On the way Alleyn was so filled with astonishment at finding himself agreeably alone with Troy that he fell into a trance from which he only woke when he pulled the car up outside his own flat. He did not apologize for his silence: he felt a tranquillity in Troy that had accepted it, and when they were indoors he was delighted to hear her say: “This is peaceful,” and to see her pull off her cap and sit on a low stool before the fireplace.
“Shall we have a fire?” asked Alleyn. “Do say yes. It’s not a warm day, really.”
“Yes, let’s,” agreed Troy.
“Will you light it while I see about tea?”
He went out of the room to give Vassily a series of rather confused orders, and when he returned there was Troy before the fire, bareheaded, strangely familiar.
“So you’re still here,” said Alleyn.
“It’s a nice room, this.”
He put a box of cigarettes on the floor beside her and took out his pipe. Troy turned and saw her own picture of Suva at the far end of the room.

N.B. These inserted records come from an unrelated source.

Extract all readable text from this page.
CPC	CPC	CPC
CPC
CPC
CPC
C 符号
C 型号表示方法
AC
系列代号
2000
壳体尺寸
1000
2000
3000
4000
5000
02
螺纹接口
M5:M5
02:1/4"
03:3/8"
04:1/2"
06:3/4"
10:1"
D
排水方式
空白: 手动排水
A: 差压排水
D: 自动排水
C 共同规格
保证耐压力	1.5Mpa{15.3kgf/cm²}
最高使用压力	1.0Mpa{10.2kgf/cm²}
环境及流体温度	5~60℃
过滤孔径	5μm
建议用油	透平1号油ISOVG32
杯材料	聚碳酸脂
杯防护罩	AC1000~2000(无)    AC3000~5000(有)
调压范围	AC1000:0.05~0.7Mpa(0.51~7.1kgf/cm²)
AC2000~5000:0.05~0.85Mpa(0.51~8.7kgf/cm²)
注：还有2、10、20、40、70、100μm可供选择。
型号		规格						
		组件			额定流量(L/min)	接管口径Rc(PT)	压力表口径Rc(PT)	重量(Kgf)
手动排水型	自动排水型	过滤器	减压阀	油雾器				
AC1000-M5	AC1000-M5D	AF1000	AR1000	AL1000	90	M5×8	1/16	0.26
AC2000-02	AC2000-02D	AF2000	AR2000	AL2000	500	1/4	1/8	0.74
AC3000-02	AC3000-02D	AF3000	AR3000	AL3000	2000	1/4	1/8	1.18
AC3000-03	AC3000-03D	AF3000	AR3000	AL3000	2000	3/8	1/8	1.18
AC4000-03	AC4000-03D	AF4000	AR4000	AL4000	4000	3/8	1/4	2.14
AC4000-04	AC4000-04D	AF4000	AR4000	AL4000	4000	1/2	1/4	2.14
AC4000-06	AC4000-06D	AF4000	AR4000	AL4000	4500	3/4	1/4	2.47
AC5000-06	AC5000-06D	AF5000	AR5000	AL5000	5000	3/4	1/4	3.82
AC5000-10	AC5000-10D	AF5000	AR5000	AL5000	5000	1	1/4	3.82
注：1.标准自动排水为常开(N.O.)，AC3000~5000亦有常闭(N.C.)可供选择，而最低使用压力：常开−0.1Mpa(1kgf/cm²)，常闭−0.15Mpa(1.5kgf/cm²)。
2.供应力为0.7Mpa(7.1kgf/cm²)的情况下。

“Oh, yes,” said Alleyn, “there’s that.”
“How did you get hold of it?”
“I got someone to buy it for me.”
“But why—”
“I don’t know why I was so disingenuous about it except that I wanted it so very badly for reasons that were not purely aesthetic and I thought you would see through them if I made a personal business of it.”
“I should have been rather embarrassed, I suppose.”
“Yes.” Alleyn waited for a moment and then said: “Do you remember how I found you that day, painting and cursing? It was just as the ship moved out of Suva. Those sulky hills and that ominous sky were behind you.”
“We had a row, didn’t we?”
“We did.”
Troy’s face became rather pink.
“In fact,” said Alleyn, “there is scarcely an occasion on which we have met when we have not had a row. Why is that, do you suppose?”
“I’ve always been on the defensive.”
“Have you? For a long time I thought you merely disliked me.”